All the Real Estate News That’s Fit to RE-Print™
Welcome to our weekly edition of Real Estate Investing News This Week. Here’s the best of this week’s real estate news:
- S&P/Case-Shiller Home Price Indices Up 13.6%
- Market Analysts Expect Slowdown in Housing Recovery in 2014
- All Cash Sales Reach New High in November
- 791,000 More Residential Properties Return to Positive Equity
- And more…
We hope these real estate news items help you stay up-to-date with your real estate investing strategies and inspire some profitable real estate deals for you.
The 10-City and 20-City Composites posted year-over-year gains of 13.6%. This is their highest gain since February 2006 and marks the seventeenth consecutive month that both Composites increased on an annual basis.
“Home prices increased again in October,” says David M. Blitzer, Chairman of the Index Committee at S&P Dow Jones Indices. “Both Composites’ annual returns have been in double-digit territory since March 2013 and increasing, now up 13.6% in the year ending in October. However, monthly numbers show we are living on borrowed time and the boom is fading.
“The key economic question facing housing is the Fed’s future course to scale back quantitative easing and how this will affect mortgage rates. Other housing data paint a mixed picture suggesting that we may be close to the peak gains in prices. However, other economic data point to somewhat faster growth in the new year. Most forecasts for home prices point to single digit growth in 2014.”
By Carrie Bay
“The housing market recovery is entering a new phase, according to the analysts at Capital Economics. They say the rapid bounce in home prices seen this year, which was driven by investors and tight supply conditions, will soon start to moderate, and the next stage of the recovery will be characterized by strengthening activity among owner-occupants and mortgage-dependent buyers, as well as a much more moderate pace of house price inflation.”
RealtyTrac’s November 2013 U.S. Residential & Foreclosure Sales Report, shows that U.S. residential properties, including single family homes, condominiums and townhomes, sold at an estimated annual pace of 5,146,565 in November up 10 percent from November 2012.
Annualized sale volume declined from the previous month in 18 states and was down from a year ago in four states: California (down 14 percent), Arizona (down 12 percent), Nevada (down 9 percent), and Rhode Island (down 4 percent).
Annualized sales volume declined from a year ago in 14 of the nation’s 50 largest metros, including seven California metros, two metros in both Arizona and New York, along with Las Vegas, New Haven, Conn., and Portland, Ore.
Other high-level findings from the report:
- All-cash purchases accounted for 42.0 percent of all residential property sales in November, up from 38.8 percent in October and also up from a year ago to the highest level since RealtyTrac began tracking all-cash purchases in January 2011.
- States with the highest percentage of cash sales were Florida (62.7 percent), Georgia (51.3 percent), Nevada (51.0 percent), South Carolina (50.3 percent), and Michigan (49.0 percent).
- Institutional investor purchases represented 7.7 percent of all residential property sales in November, up from 7.1 percent in October and up from 6.3 percent a year ago.

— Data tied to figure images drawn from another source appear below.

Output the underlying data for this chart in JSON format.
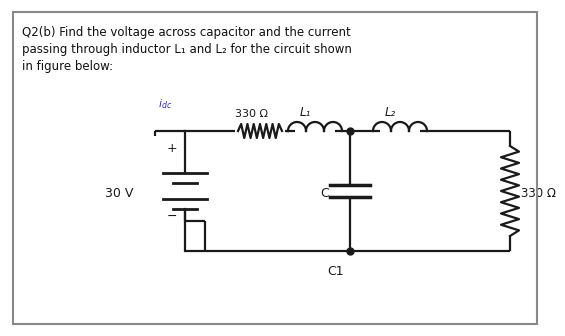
{
  "title_line1": "Q2(b) Find the voltage across capacitor and the current",
  "title_line2": "passing through inductor L₁ and L₂ for the circuit shown",
  "title_line3": "in figure below:",
  "bg_color": "#ffffff",
  "circuit_color": "#1a1a1a",
  "label_330_R": "330 Ω",
  "label_L1": "L₁",
  "label_L2": "L₂",
  "label_30V": "30 V",
  "label_C": "C",
  "label_C1": "C1",
  "label_330_ohm_R": "330 Ω",
  "plus": "+",
  "minus": "−",
  "text_color": "#111111"
}
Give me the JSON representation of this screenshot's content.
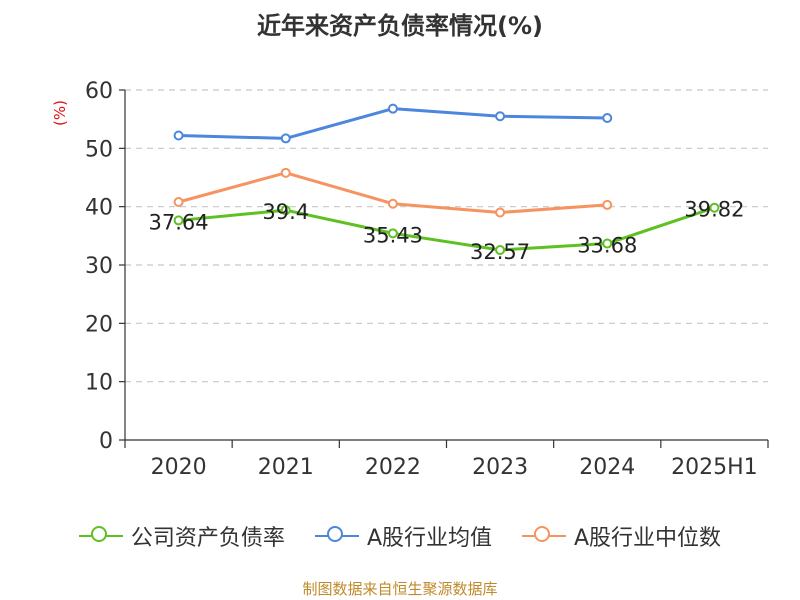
{
  "title": "近年来资产负债率情况(%)",
  "unit_label": "(%)",
  "source": "制图数据来自恒生聚源数据库",
  "chart_data": {
    "type": "line",
    "categories": [
      "2020",
      "2021",
      "2022",
      "2023",
      "2024",
      "2025H1"
    ],
    "ylim": [
      0,
      60
    ],
    "yticks": [
      0,
      10,
      20,
      30,
      40,
      50,
      60
    ],
    "grid": true,
    "legend_position": "bottom",
    "series": [
      {
        "name": "公司资产负债率",
        "color": "#5ec022",
        "values": [
          37.64,
          39.4,
          35.43,
          32.57,
          33.68,
          39.82
        ],
        "labels": [
          "37.64",
          "39.4",
          "35.43",
          "32.57",
          "33.68",
          "39.82"
        ]
      },
      {
        "name": "A股行业均值",
        "color": "#4d86dd",
        "values": [
          52.2,
          51.7,
          56.8,
          55.5,
          55.2,
          null
        ]
      },
      {
        "name": "A股行业中位数",
        "color": "#f59461",
        "values": [
          40.8,
          45.8,
          40.5,
          39.0,
          40.3,
          null
        ]
      }
    ]
  }
}
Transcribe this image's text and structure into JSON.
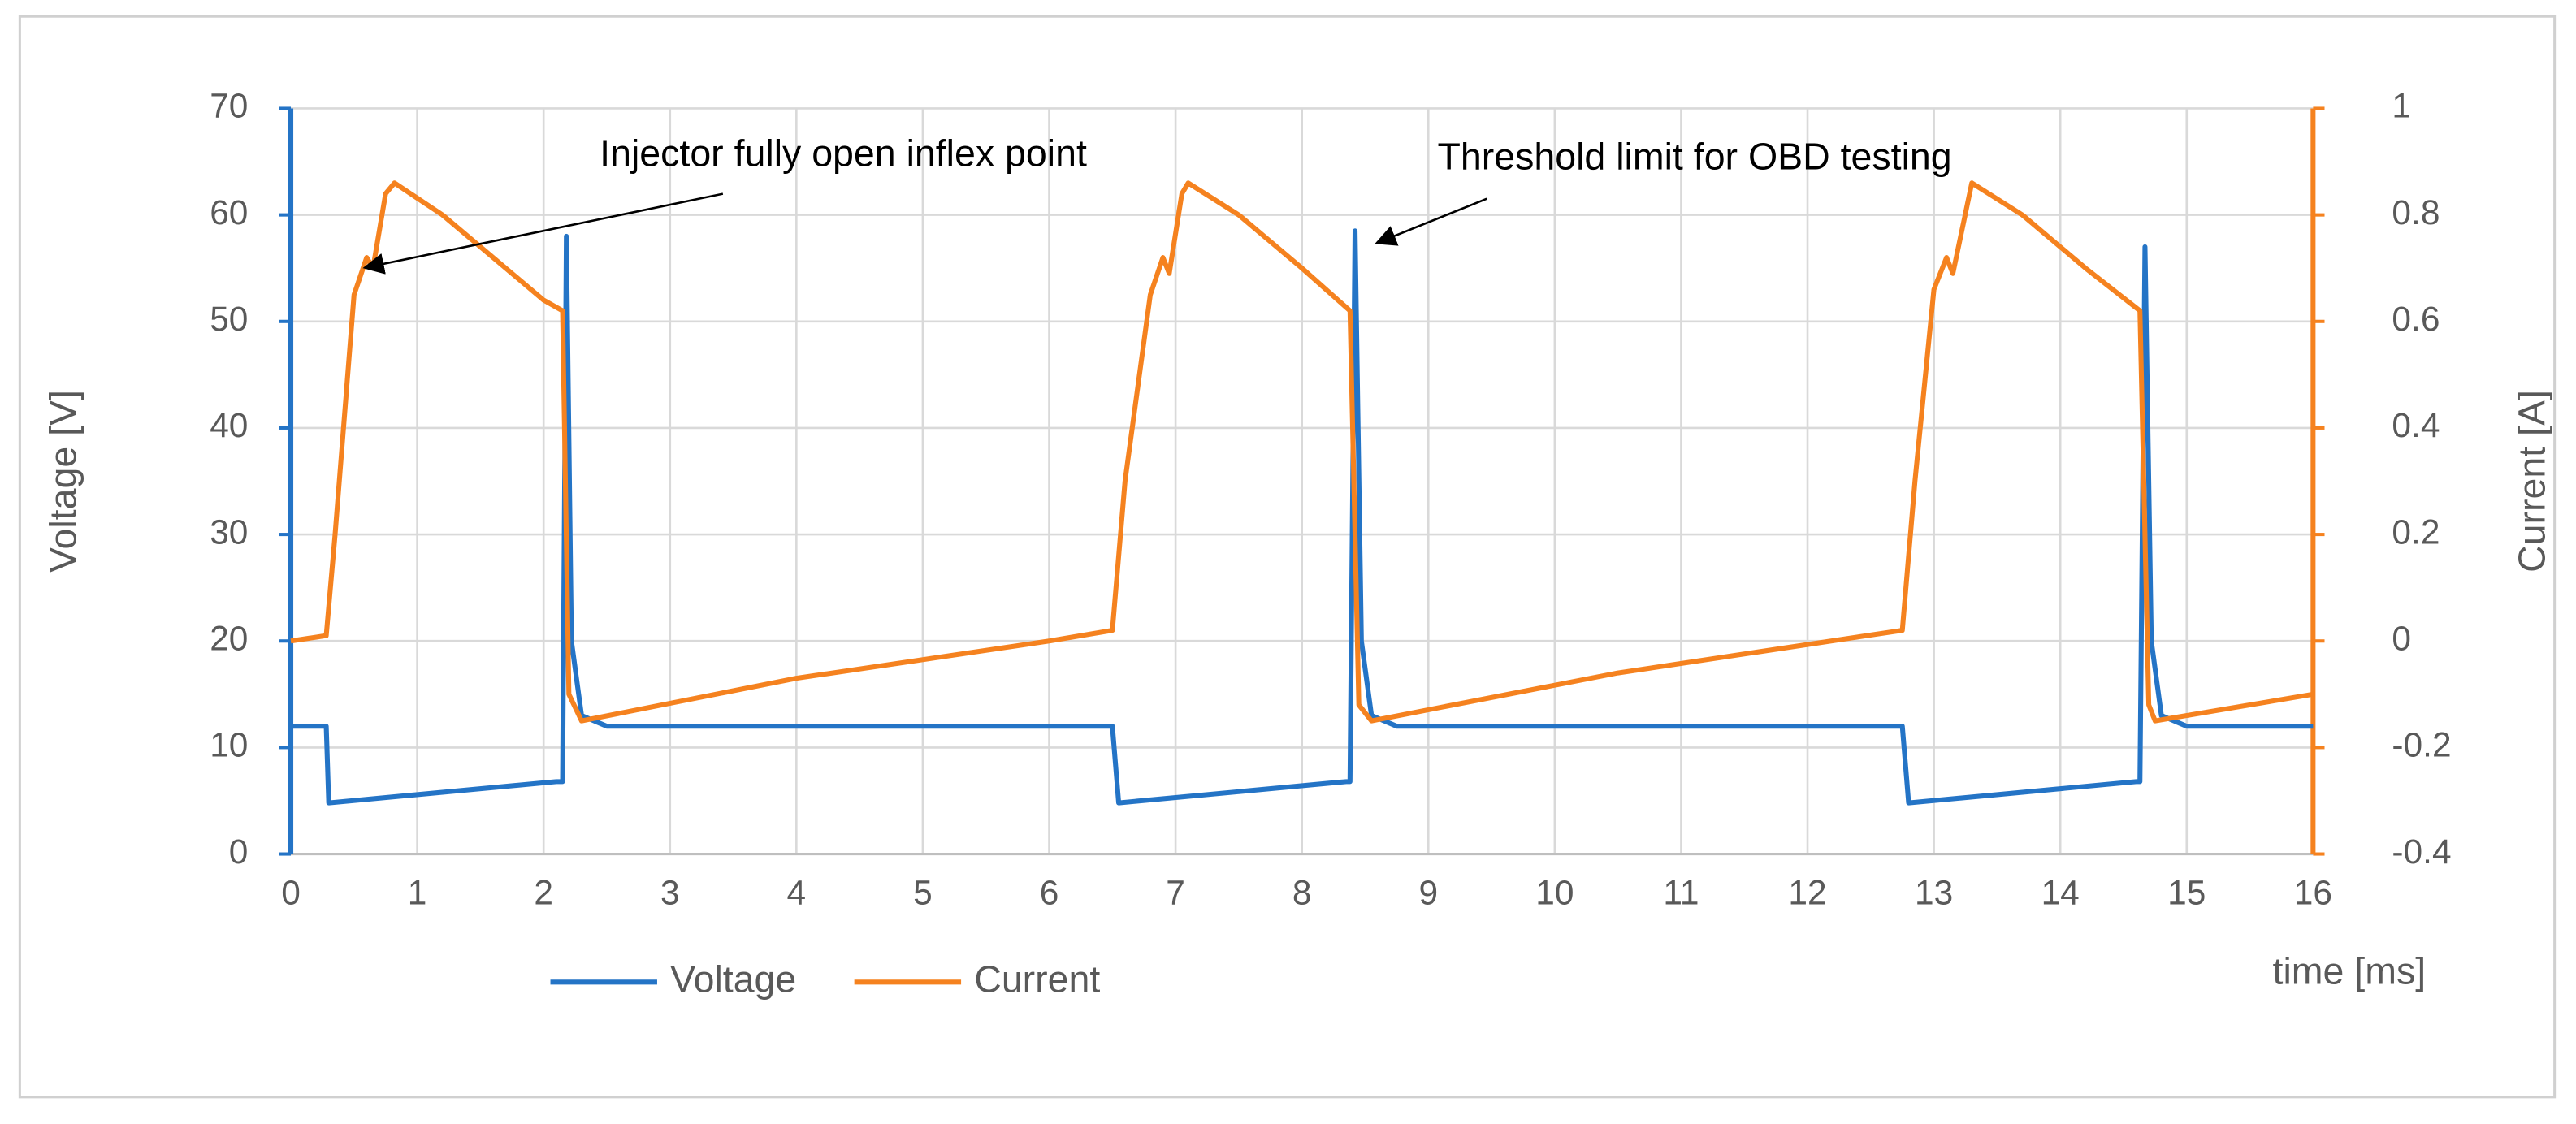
{
  "chart_data": {
    "type": "line",
    "xlabel": "time [ms]",
    "ylabel": "Voltage [V]",
    "y2label": "Current [A]",
    "xlim": [
      0,
      16
    ],
    "xticks": [
      0,
      1,
      2,
      3,
      4,
      5,
      6,
      7,
      8,
      9,
      10,
      11,
      12,
      13,
      14,
      15,
      16
    ],
    "ylim": [
      0,
      70
    ],
    "yticks": [
      0,
      10,
      20,
      30,
      40,
      50,
      60,
      70
    ],
    "y2lim": [
      -0.4,
      1
    ],
    "y2ticks": [
      -0.4,
      -0.2,
      0,
      0.2,
      0.4,
      0.6,
      0.8,
      1
    ],
    "grid": true,
    "legend": "bottom",
    "annotations": [
      {
        "text": "Injector fully open inflex point"
      },
      {
        "text": "Threshold limit for OBD testing"
      }
    ],
    "series": [
      {
        "name": "Voltage",
        "color": "#2474c6",
        "x": [
          0,
          0.28,
          0.3,
          2.1,
          2.15,
          2.18,
          2.22,
          2.3,
          2.5,
          6.5,
          6.55,
          8.35,
          8.38,
          8.42,
          8.47,
          8.55,
          8.75,
          12.75,
          12.8,
          14.6,
          14.63,
          14.67,
          14.72,
          14.8,
          15,
          16
        ],
        "values": [
          12,
          12,
          4.8,
          6.8,
          6.8,
          58,
          20,
          13,
          12,
          12,
          4.8,
          6.8,
          6.8,
          58.5,
          20,
          13,
          12,
          12,
          4.8,
          6.8,
          6.8,
          57,
          20,
          13,
          12,
          12
        ]
      },
      {
        "name": "Current",
        "color": "#f5821f",
        "axis": "y2",
        "x": [
          0,
          0.28,
          0.35,
          0.5,
          0.6,
          0.65,
          0.75,
          0.82,
          1.2,
          1.6,
          2.0,
          2.15,
          2.2,
          2.3,
          4,
          6,
          6.5,
          6.6,
          6.8,
          6.9,
          6.95,
          7.05,
          7.1,
          7.5,
          8.0,
          8.38,
          8.45,
          8.55,
          10.5,
          12.75,
          12.85,
          13.0,
          13.1,
          13.15,
          13.3,
          13.7,
          14.2,
          14.63,
          14.7,
          14.75,
          16
        ],
        "values": [
          0,
          0.01,
          0.2,
          0.65,
          0.72,
          0.7,
          0.84,
          0.86,
          0.8,
          0.72,
          0.64,
          0.62,
          -0.1,
          -0.15,
          -0.07,
          0,
          0.02,
          0.3,
          0.65,
          0.72,
          0.69,
          0.84,
          0.86,
          0.8,
          0.7,
          0.62,
          -0.12,
          -0.15,
          -0.06,
          0.02,
          0.3,
          0.66,
          0.72,
          0.69,
          0.86,
          0.8,
          0.7,
          0.62,
          -0.12,
          -0.15,
          -0.1
        ]
      }
    ]
  }
}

- Markets with the highest share of institutional investor purchases included Columbus, Ohio, Phoenix, Atlanta, Jacksonville, Fla., and Cape Coral-Fort Myers, Fla.
Existing-home sales fell in November, although median prices continue to show strong year-over-year growth, according to the National Association of Realtors®.
Total existing-home sales, which are completed transactions that include single-family homes, townhomes, condominiums and co-ops, dropped 4.3 percent to a seasonally adjusted annual rate of 4.90 million in November from 5.12 million in October, and are 1.2 percent below the 4.96 million-unit pace in November 2012.
This is the first time in 29 months that sales were below year-ago levels.
By David Blitzer, Chairman of the Index Committee S&P Dow Jones Indices
The long awaited tapering by the Fed is here as the central bank announced it would reduce its monthly bond buying by $10 billion beginning in January….
The Fed’s shift is likely to mean slightly high mortgage interest rates in the new year and less stimulus for the housing markets.
––6.4 Million Houses with a Mortgage Still in Negative Equity––
Nearly 800,000 homes returned to a state of positive equity during the third quarter—leaving about 6.4 million underwater, according to the latest data from CoreLogic.
This figure is down from 7.2 million homes (14.7 percent of all residential properties with a mortgage) at the end of the second quarter of 2013.